As pointed out by @uhoh in the comments, the L1 and L2 Earth-Sun Lagrange points are precisely this distance from the Earth. These are precisely the points where the gravitational forces of the Earth and the Sun combine in such a way that an object can orbit the Sun with the same period as the Earth, but at a different radius. In a rotating reference frame, this means that the influences of the Earth, the Sun, and the centrifugal force are precisely canceling out; any closer to Earth than that, and the Earth's forces dominate. Thus, the L1 and L2 Lagrange points are on the boundary of the Hill sphere.

• I love answers where you learn something new! I'd never heard of the Hill Sphere before... Also, it seems to be a common theme in orbital dynamics to forget that everything is moving. The slingshot maneuver makes no sense at all until you realise this. – Oscar Bravo Jun 20 '19 at 8:27
• Nice answer! +1 I think that I would say "For the Sun-Earth system..." rather than the "Earth-Moon system"; the Earth's Hill sphere is defined and exists whether or not The Moon exists, it's an artifact of the Sun-Earth system. You might also mention that the Earth-Moon Lagrange points L1 and L2 are also at about 1.5 million kilometers. It's not the same thing but it's somewhat related. – uhoh Jun 20 '19 at 9:17
• Michael, note that @uhoh stated "It's not the same thing but it's somewhat related." The distances between the Sun-Earth L1 and L2 points and the Earth are the real solutions to two slightly different fifth order polynomials, neither of which has a closed form expression. The expression $a\sqrt{\frac m {3M}}$ is a close approximation of these distances. Two additional comments: (1) The so-called Hill sphere isn't really a sphere, and (2) An orbit with a radius that is more than half the Hill sphere radius is most likely unstable. – David Hammen Jun 20 '19 at 13:04
• @DavidHammen: True, but the radius of the Hill "sphere" is also only approximately given by $a\sqrt{\frac m {3M}}$; in fact, the exact expressions for the bounds of the Hill "sphere" are the roots of the same fifth-order polynomial that gives the distances to L1 and L2; see the derivation in the Wiki article. And yes, it's not actually a sphere in the geometric sense (hence the scare quotes on "sphere" in my second sentence), though I suppose you could argue that it's a "sphere" in the sense of a "sphere of influence." – Michael Seifert Jun 20 '19 at 13:47

What you want to look for is the Hill Sphere. The resultant distance is about 1.5 million km.

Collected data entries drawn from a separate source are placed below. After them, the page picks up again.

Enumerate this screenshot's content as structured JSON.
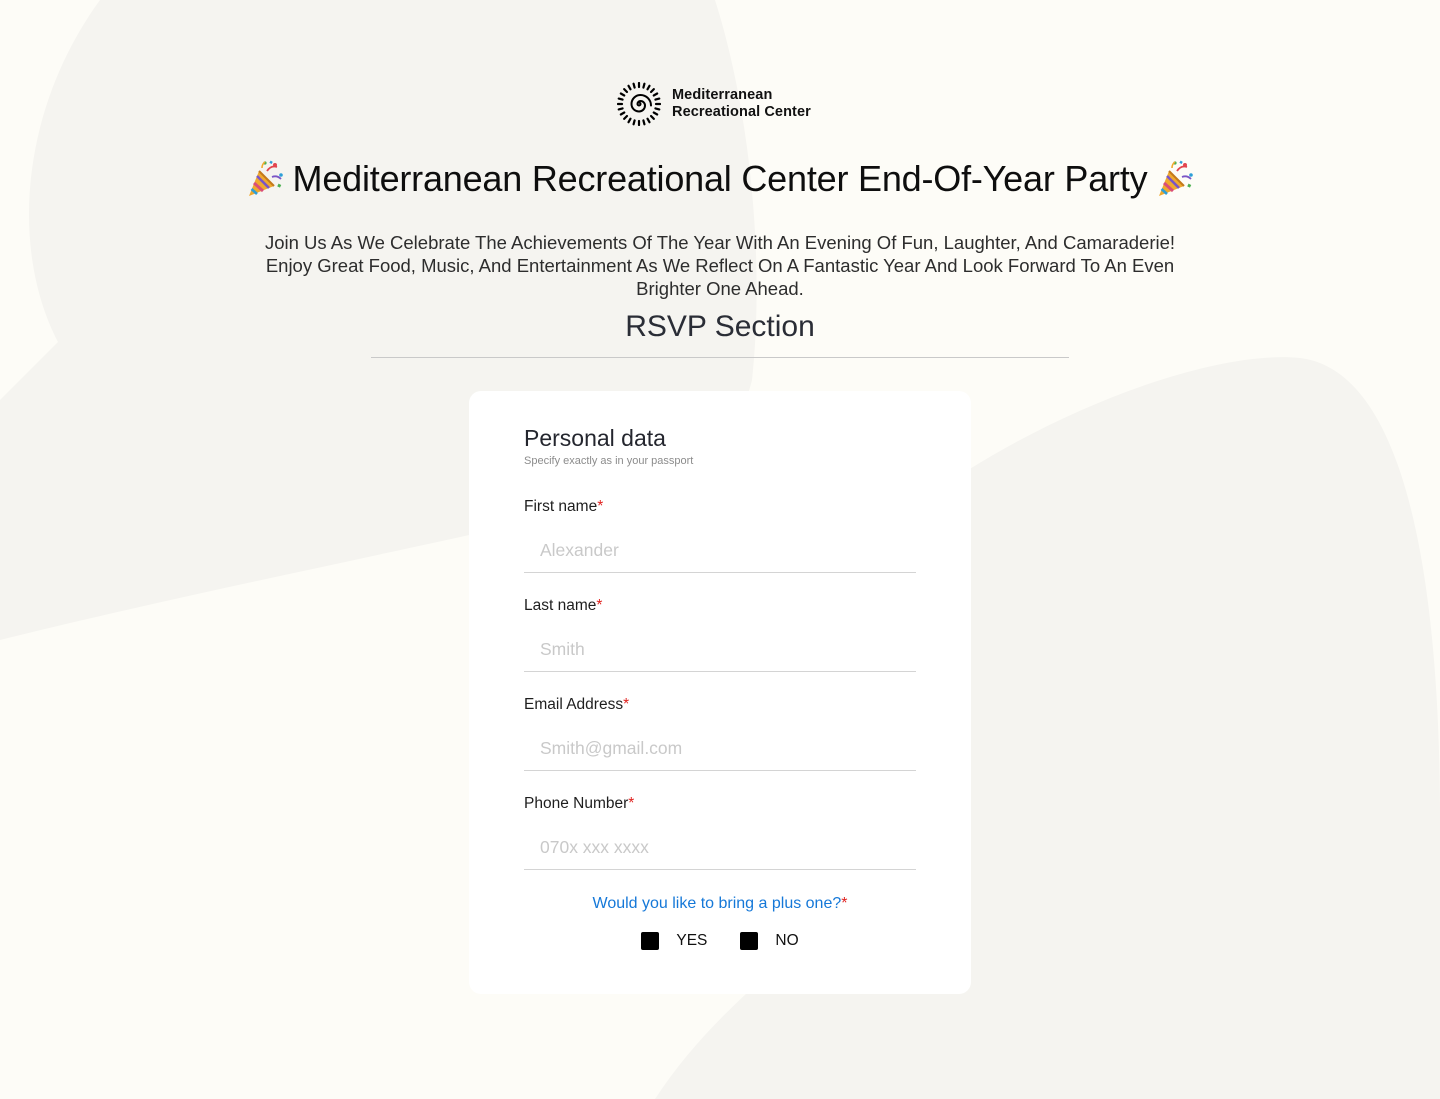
{
  "brand": {
    "name_line1": "Mediterranean",
    "name_line2": "Recreational Center",
    "logo_icon": "spiral-sun-logo"
  },
  "header": {
    "title": "Mediterranean Recreational Center End-Of-Year Party",
    "title_icon": "party-popper-icon",
    "intro": "Join Us As We Celebrate The Achievements Of The Year With An Evening Of Fun, Laughter, And Camaraderie! Enjoy Great Food, Music, And Entertainment As We Reflect On A Fantastic Year And Look Forward To An Even Brighter One Ahead."
  },
  "rsvp": {
    "section_title": "RSVP Section"
  },
  "form": {
    "title": "Personal data",
    "subtitle": "Specify exactly as in your passport",
    "required_marker": "*",
    "fields": [
      {
        "label": "First name",
        "value": "",
        "placeholder": "Alexander"
      },
      {
        "label": "Last name",
        "value": "",
        "placeholder": "Smith"
      },
      {
        "label": "Email Address",
        "value": "",
        "placeholder": "Smith@gmail.com"
      },
      {
        "label": "Phone Number",
        "value": "",
        "placeholder": "070x xxx xxxx"
      }
    ],
    "plus_one": {
      "question": "Would you like to bring a plus one?",
      "options": [
        {
          "label": "YES",
          "checked": false
        },
        {
          "label": "NO",
          "checked": false
        }
      ]
    }
  },
  "colors": {
    "background": "#fdfcf7",
    "background_shape": "#f5f4f0",
    "card": "#ffffff",
    "accent_blue": "#1578d8",
    "required_red": "#e0201d"
  }
}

• Sigh, posted while I was typing. – Maury Markowitz Jun 19 '19 at 21:01
• Heh, that's happened to me more times than I can count... – Michael Seifert Jun 19 '19 at 21:02
• It's always reassuring to have two concurring opinions ;-). – Peter - Reinstate Monica Jun 20 '19 at 15:41

There are several different ways of characterizing whether something is "really" in orbit around the sun or Earth. One is asking which gravitational force is larger. As you found, by that standard, the moon primarily orbits around the sun, with its orbit being next to Earth's. Another criteria would be looking at which body's gravitational potential energy dominates: if you wanted to fly a rocket from the moon to outside the solar system, which body's gravity would contribute more to the energy you would need? For that question, the moon is even more clearly in orbit around the sun rather than Earth. But you can also ask at what point would Earth's gravity be so weak that perturbations from the sun would take the moon out of a stable orbit, which gives you the Hill sphere, of which the moon is well within. There are other pairs of bodies, such as Pluto and Charon, for which these different definitions also give different answers.